Наконец я один, на свободе, вне преследований Мограби; не слышу его воя, не вижу яростных глаз, ни стоящей шерсти. Бесовские испарения баронова манускрипта проносятся выше и не поражают тонкого чутья его; хозяин на эту ночь ушел спать к соседу, отдав мне в полное распоряжение свою голубятню, и вот я расстилаю на мягком душистом сене свой дорожный ковер, кладу в головы огромную сафьянную подушку, ставлю на небольшую скамейку две восковые свечи, тоже в дорожных подсвечниках…»

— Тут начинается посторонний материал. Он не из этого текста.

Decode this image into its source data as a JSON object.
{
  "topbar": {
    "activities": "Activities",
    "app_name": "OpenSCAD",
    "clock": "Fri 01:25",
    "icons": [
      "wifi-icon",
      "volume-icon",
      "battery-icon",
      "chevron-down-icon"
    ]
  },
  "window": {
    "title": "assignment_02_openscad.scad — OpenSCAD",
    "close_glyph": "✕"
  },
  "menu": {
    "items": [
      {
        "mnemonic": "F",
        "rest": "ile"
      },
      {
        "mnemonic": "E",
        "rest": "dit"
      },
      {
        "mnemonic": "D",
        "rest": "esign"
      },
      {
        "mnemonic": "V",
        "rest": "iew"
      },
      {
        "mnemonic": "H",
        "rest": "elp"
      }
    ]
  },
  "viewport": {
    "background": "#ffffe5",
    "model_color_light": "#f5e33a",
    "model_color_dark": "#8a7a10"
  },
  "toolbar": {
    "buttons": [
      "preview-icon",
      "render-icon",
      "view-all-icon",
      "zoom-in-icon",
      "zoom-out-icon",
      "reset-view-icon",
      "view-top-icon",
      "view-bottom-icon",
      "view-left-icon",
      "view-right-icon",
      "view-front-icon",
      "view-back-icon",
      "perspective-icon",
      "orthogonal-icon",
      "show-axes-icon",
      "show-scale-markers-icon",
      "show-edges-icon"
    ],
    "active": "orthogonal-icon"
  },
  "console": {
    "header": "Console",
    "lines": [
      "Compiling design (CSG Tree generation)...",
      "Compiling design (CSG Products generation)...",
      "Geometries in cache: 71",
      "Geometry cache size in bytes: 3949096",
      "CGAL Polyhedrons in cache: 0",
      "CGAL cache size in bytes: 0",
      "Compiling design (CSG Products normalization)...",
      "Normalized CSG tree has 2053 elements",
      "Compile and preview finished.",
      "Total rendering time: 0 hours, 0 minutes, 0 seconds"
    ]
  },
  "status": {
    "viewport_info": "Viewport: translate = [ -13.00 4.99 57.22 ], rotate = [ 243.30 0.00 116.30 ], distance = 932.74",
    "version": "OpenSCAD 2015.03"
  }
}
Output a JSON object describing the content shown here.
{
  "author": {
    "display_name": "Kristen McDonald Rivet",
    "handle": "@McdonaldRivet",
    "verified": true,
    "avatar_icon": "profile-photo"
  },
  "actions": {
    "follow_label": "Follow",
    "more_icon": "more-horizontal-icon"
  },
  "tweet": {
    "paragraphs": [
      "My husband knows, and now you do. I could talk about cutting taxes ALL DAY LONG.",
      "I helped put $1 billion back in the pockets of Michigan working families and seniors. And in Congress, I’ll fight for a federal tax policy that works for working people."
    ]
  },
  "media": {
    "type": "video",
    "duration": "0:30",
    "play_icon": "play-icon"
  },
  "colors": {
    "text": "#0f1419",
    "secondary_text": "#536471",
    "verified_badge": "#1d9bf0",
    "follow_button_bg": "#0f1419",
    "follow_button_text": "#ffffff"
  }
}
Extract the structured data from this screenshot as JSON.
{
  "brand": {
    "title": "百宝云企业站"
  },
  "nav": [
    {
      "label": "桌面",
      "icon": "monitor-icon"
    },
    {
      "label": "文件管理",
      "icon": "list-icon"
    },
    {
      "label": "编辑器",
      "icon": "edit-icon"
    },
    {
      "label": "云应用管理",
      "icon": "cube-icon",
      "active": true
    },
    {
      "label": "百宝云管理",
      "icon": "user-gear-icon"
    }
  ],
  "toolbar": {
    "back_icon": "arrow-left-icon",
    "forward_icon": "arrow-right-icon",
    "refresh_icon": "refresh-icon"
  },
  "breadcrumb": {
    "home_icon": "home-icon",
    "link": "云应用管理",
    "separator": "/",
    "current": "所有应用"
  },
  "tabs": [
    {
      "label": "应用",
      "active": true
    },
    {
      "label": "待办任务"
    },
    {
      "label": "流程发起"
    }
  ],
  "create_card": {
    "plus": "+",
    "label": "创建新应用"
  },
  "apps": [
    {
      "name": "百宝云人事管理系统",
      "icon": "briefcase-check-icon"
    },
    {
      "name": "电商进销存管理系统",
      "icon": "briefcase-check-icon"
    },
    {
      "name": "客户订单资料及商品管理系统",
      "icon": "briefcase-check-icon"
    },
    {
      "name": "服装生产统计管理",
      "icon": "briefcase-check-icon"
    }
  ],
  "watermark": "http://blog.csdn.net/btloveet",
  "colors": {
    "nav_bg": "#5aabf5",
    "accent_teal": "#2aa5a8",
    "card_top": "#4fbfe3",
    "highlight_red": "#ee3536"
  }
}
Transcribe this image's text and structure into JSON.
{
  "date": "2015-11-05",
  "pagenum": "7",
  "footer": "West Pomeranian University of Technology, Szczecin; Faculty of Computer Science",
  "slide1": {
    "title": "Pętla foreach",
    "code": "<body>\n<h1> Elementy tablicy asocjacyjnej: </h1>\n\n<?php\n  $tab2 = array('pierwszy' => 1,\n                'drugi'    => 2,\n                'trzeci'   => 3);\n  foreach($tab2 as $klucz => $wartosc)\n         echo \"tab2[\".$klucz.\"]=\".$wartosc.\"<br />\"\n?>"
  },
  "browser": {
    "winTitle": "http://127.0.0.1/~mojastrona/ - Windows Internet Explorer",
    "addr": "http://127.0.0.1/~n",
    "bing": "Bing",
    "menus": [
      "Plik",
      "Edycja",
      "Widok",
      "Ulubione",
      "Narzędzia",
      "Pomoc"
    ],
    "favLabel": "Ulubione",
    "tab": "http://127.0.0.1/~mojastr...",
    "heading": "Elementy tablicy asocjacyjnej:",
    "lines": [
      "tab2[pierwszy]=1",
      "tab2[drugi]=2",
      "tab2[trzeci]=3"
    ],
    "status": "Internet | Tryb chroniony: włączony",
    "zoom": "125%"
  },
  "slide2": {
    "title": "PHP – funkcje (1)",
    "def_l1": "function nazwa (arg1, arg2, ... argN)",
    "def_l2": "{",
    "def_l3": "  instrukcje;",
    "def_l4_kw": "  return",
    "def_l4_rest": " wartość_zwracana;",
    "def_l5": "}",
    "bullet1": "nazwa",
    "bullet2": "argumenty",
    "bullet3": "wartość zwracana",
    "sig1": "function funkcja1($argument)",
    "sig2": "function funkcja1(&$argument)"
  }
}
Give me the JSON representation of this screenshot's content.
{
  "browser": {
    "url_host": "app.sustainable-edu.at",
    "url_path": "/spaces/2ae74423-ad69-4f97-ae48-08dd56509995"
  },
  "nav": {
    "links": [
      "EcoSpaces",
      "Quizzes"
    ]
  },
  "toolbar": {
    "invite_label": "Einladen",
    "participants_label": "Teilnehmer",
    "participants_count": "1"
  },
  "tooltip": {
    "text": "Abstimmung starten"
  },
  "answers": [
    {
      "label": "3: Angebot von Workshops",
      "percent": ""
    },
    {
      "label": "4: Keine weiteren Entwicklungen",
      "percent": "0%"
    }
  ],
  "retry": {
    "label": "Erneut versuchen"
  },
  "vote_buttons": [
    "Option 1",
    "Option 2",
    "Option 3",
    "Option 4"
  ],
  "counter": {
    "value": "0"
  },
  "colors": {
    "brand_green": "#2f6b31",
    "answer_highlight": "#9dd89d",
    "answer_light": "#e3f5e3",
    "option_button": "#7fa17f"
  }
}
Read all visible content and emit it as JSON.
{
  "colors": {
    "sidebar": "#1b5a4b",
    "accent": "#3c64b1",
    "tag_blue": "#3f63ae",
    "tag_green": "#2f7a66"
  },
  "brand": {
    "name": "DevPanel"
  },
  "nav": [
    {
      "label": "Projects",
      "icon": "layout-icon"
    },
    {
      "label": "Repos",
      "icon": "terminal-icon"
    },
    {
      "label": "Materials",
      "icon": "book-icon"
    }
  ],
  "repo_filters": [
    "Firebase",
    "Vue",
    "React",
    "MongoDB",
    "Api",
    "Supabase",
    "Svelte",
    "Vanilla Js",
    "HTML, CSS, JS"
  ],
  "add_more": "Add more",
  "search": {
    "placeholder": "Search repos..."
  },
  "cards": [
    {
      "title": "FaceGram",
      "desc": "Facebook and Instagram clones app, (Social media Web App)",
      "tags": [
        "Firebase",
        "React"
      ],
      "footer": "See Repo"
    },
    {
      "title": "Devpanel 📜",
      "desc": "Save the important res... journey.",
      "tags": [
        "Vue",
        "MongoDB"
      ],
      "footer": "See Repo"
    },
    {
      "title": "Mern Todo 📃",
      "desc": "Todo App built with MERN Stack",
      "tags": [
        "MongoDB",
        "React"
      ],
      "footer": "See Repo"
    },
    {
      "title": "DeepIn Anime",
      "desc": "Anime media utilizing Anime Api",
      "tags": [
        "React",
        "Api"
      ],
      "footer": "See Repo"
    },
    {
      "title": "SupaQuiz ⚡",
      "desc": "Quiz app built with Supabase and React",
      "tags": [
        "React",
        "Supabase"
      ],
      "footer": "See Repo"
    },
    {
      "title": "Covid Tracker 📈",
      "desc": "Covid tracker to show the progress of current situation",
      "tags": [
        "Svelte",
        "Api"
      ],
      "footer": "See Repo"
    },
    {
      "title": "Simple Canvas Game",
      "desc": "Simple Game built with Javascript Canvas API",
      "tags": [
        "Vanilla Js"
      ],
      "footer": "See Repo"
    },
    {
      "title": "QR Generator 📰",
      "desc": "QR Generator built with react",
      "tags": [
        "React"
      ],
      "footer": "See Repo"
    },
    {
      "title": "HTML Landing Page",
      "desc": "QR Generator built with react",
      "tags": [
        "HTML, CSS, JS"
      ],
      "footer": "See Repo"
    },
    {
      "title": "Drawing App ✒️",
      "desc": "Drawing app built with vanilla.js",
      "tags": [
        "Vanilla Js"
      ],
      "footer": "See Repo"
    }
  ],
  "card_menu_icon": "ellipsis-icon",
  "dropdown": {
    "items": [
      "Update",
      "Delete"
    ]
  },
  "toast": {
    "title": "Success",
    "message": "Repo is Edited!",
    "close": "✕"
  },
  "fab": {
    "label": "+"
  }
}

— Постой, постой Эдуард! Ты ведь путешествовал пешком, один; как же все эти вещи были с тобою? Неужели ты навьючивал их на себя?

— Какой вздор!.. Разумеется, что я пересылал их вперед, — было для чего перерывать.

Эдуард хотел продолжать, но как ветер, дувший все с одинакою силою, в эту минуту притих опять, то молодым людям снова послышался стон, и все от могилы Столбец-кого. Они взглянулись между собою, и физиономии их не выражали большого мужества; нельзя было того же сказать об Эдуарде; но казалось, что он обеспокоен этим обстоятельством более других. Однако ж стон был так слаб и так неявственен, что его легко можно было счесть мечтою воображения, и при новых порывах ветра он исчез совершенно. Не слыша более ничего, Эдуард и его товарищи перестали им заниматься. Они подбавили хворосту, сучьев, — огонь запылал ярко; взглянули на часы: половина двенадцатого. «Ах, слава Богу, еще полчаса, — и отправимся за вином».

— Не лучше ль, отправляемся за вином? — сказал вполголоса Алексей, — я что-то ничего доброго не ожидаю от баронова манускрипта.

Слов его не расслушали и просили Эдуарда продолжать.

«Распорядясь своей постелью как мог покойнее и удобнее и — надобно уже в этом признаться, — оградя себя крестным знамением, я лег, придвинул к себе свечи, развернул манускрипт и начал читать… По мере, как я подвигался вперед в этом занятии, любопытство и страх мой возрастали. Мало было прочитать один раз, — я продолжал перечитывать его до рассвета и не прежде заснул, как уже вытвердив его так, что мог пересказать, не ошибаясь ни в одном слове. Хотите слышать манускрипт барона или начать с того места, как мы уже с ним расстались совсем?»

— О! Манускрипт, манускрипт! Ведь это должно быть самое главное, самое любопытное и самое страшное из твоего рассказа.